Puis, soudain immobile, il regarda Robinson d’un air sévère.
— Crusoé, lui dit-il, écoutez-moi bien : gardez-vous de la pureté. C’est le vitriol de l’âme.
C’est alors que le fanal, décrivant un brutal quart de cercle au bout de sa chaîne, alla s’écraser au plafond de la cabine, tandis que le capitaine plongeait tête la première par-dessus la table. Dans l’obscurité pleine de craquements qui l’entourait, Robinson tâtonnait vers la poignée de la porte. Il ne trouva rien, et un courant d’air violent lui apprit qu’il n’y avait plus de porte et qu’il était déjà dans la coursive. Tout son corps souffrait d’angoisse de sentir sous ses pieds la terrifiante immobilité qui avait succédé aux mouvements profonds du navire. Sur le pont vaguement éclairé par la lumière tragique de la pleine lune, il distingua un groupe de matelots qui affalaient une embarcation sur ses bossoirs. Il se dirigeait vers eux quand le plancher se déroba sous lui. On eût dit que mille béliers venaient de heurter à toute volée le flanc bâbord de la galiote. Aussitôt après, une muraille d’eau noire croulait sur le pont et le balayait de bout en bout, emportant tout avec elle, corps et biens.
CHAPITRE PREMIER
Une vague déferla, courut sur la grève humide et lécha les pieds de Robinson qui gisait face contre sable. À demi inconscient encore, il se ramassa sur lui-même et rampa de quelques mètres vers la plage. Puis il se laissa rouler sur le dos. Des mouettes noires et blanches tournoyaient en gémissant dans le ciel céruléen où une trame blanchâtre qui s’effilochait vers le levant était tout ce qui restait de la tempête de la veille. Robinson fit un effort pour s’asseoir et éprouva aussitôt une douleur fulgurante à l’épaule gauche. La grève était jonchée de poissons éventrés, de crustacés fracturés et de touffes de varech brunâtre, tel qu’il n’en existe qu’à une certaine profondeur. Au nord et à l’est, l’horizon s’ouvrait librement vers le large, mais à l’ouest il était barré par une falaise rocheuse qui s’avançait dans la mer et semblait s’y prolonger par une chaîne de récifs. C’était là, à deux encablures environ, que se dressait au milieu des brisants la silhouette tragique et ridicule de la Virginie dont les mâts mutilés et les haubans flottant dans le vent clamaient silencieusement la détresse.

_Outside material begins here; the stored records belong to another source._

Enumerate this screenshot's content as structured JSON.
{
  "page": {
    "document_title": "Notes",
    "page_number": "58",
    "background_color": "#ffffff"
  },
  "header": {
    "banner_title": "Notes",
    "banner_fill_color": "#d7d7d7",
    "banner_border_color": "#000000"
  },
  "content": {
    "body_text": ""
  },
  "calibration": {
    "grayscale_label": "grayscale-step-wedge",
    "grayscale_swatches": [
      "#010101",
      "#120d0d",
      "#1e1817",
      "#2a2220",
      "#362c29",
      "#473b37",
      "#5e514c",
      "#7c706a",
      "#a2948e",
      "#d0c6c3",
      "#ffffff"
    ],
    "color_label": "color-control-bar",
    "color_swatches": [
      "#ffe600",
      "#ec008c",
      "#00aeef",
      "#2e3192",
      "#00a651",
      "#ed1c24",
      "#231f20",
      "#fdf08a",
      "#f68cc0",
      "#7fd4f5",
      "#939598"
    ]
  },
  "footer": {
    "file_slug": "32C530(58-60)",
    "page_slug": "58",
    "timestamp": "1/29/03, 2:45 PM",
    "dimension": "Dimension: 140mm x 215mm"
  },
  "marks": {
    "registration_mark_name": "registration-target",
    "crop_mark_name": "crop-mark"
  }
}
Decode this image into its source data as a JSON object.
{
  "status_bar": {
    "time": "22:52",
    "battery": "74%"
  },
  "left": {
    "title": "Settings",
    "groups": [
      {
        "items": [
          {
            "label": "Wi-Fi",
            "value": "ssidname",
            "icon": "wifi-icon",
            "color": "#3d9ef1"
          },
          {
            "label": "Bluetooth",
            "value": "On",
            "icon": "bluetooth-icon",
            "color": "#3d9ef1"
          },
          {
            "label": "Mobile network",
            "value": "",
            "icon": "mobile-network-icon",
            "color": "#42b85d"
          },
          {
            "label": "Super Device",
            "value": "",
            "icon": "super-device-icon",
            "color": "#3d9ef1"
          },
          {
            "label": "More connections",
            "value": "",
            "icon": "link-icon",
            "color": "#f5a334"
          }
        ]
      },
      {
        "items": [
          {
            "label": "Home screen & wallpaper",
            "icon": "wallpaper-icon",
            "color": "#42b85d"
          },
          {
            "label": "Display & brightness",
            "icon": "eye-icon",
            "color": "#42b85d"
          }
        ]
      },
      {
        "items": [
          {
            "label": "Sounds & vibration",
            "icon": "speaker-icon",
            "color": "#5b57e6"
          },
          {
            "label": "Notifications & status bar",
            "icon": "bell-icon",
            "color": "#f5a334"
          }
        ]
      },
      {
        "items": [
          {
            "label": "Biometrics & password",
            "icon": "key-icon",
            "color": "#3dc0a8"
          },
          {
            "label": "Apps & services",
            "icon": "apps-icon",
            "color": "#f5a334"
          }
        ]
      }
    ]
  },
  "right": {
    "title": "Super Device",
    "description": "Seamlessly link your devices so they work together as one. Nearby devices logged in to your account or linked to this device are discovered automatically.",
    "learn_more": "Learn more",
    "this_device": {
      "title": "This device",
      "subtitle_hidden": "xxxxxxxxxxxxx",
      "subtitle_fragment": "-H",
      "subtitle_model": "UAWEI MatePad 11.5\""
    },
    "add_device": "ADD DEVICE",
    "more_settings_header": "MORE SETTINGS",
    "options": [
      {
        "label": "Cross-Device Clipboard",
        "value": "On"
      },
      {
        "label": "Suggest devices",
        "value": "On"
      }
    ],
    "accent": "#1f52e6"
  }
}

Lorsque la tempête s’était levée, la galiote du capitaine Van Deyssel devait se trouver – non pas au nord, comme il l’avait cru – mais au nord-est de l’archipel Juan Fernández. Dès lors, le navire, fuyant sous le vent, avait dû être chassé sur les atterrages de l’île Mas a Tierra, au lieu de dériver librement dans le vide marin de cent soixante-dix milles qui s’étend entre cette île et la côte chilienne. Telle était du moins l’hypothèse la moins défavorable à Robinson, puisque Mas a Tierra, décrite par William Dampier, nourrissait une population d’origine espagnole, assez clairsemée, il est vrai, sur ses quatre-vingt-quinze kilomètres carrés de forêts tropicales et de prairies. Mais il était également possible que le capitaine n’eût commis aucune erreur d’estime et que la Virginie se soit brisée sur un îlot inconnu, situé quelque part entre Juan Fernández et le continent américain.